Massive Credit Suisse leak reveals bank managed hundreds of millions of dollars with clients tied to criminal activity and human rights abuses
A man enters Credit Suisse's offices in New York.Brendan McDermid/Reuters
  • German newspaper Süddeutsche Zeitung obtained leaked data containing information on more than 18,000 Credit Suisse accounts.
  • The accounts held more than $100 billion of assets, and several were tied to controversial figures involved in criminal activity.

A massive leak from Credit Suisse revealed the global investment bank managed hundreds of millions of dollars with known criminals and human rights abusers.

In addition to serving some of the wealthiest and most powerful figures in the world, data obtained by the German newspaper Süddeutsche Zeitung and shared with news organizations that include The New York Times, found the bank worked with several controversial figures tied to criminal or problematic activity.

The data, which was shared by an unidentified whistleblower, includes information on more than 18,000 bank accounts opened from the 1940s through the 2010s and containing a combined $100 billion of assets.

The New York Times reported that account holders listed in the findings include King Abdullah II of Jordan, two sons of Egyptian strongman Hosni Mubarak, and the sons of a Pakistani intelligence chief who was involved in smuggling large sums of money from several countries to Islamic guerrillas in Afghanistan and corrupt Venezuelan officials.

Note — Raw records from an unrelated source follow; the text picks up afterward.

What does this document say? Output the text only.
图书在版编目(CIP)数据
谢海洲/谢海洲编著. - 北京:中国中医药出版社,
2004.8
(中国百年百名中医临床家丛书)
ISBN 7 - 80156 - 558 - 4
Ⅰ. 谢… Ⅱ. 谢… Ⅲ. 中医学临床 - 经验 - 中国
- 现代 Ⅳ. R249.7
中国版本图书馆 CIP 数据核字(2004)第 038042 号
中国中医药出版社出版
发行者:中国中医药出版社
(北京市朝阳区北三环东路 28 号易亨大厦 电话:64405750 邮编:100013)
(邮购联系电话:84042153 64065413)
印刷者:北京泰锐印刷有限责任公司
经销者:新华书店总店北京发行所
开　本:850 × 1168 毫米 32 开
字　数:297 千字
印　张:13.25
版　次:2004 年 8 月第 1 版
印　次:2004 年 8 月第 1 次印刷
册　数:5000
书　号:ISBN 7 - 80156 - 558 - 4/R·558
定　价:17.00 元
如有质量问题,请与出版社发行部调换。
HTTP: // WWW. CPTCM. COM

The findings also included 25 since-closed accounts totalling $270 million belonging to individuals accused of involvement in a Venezuelan oil scandal, including Venezuela's former vice minister of energy, Nervis Villalobos, according to The New York Times.


In a statement, Credit Suisse said on Sunday it "strongly rejects the allegations and insinuations about the bank's purported business practices."

"The matters presented are predominantly historical, in some cases dating back as far as the 1940s, and the accounts of these matters are based on partial, inaccurate, or selective information taken out of context, resulting in tendentious interpretations of the bank's business conduct," Credit Suisse said in the statement.

Credit Suisse further stated that it had previously taken action "in line with applicable policies and regulatory requirements at the relevant times" involving problematic clients, adding that a recent internal investigation found that 90% of the noted accounts are "today closed or were in the process of closure prior to receipt of the press inquiries."

The incident marks the latest in growing scrutiny of Swiss banks, which have long been synonymous with the ultrawealthy and criminal activity tied to tax fraud, money laundering, and embezzlement thanks to strict bank-secrecy laws.

It also comes on the heels of a spate of recent scandals for Credit Suisse, including the collapse of Archegos Capital Management which saddled the bank with significant losses and the exposure of its funds to Greensill Capital. The incidents prompted concern over the company's risk management capabilities and prompted the departure of nearly 90 bankers across the organization.


"It becomes an uphill battle to fight at your bank," a former Credit Suisse employee told Insider's Reed Alexander in October. "You don't want to fight that battle."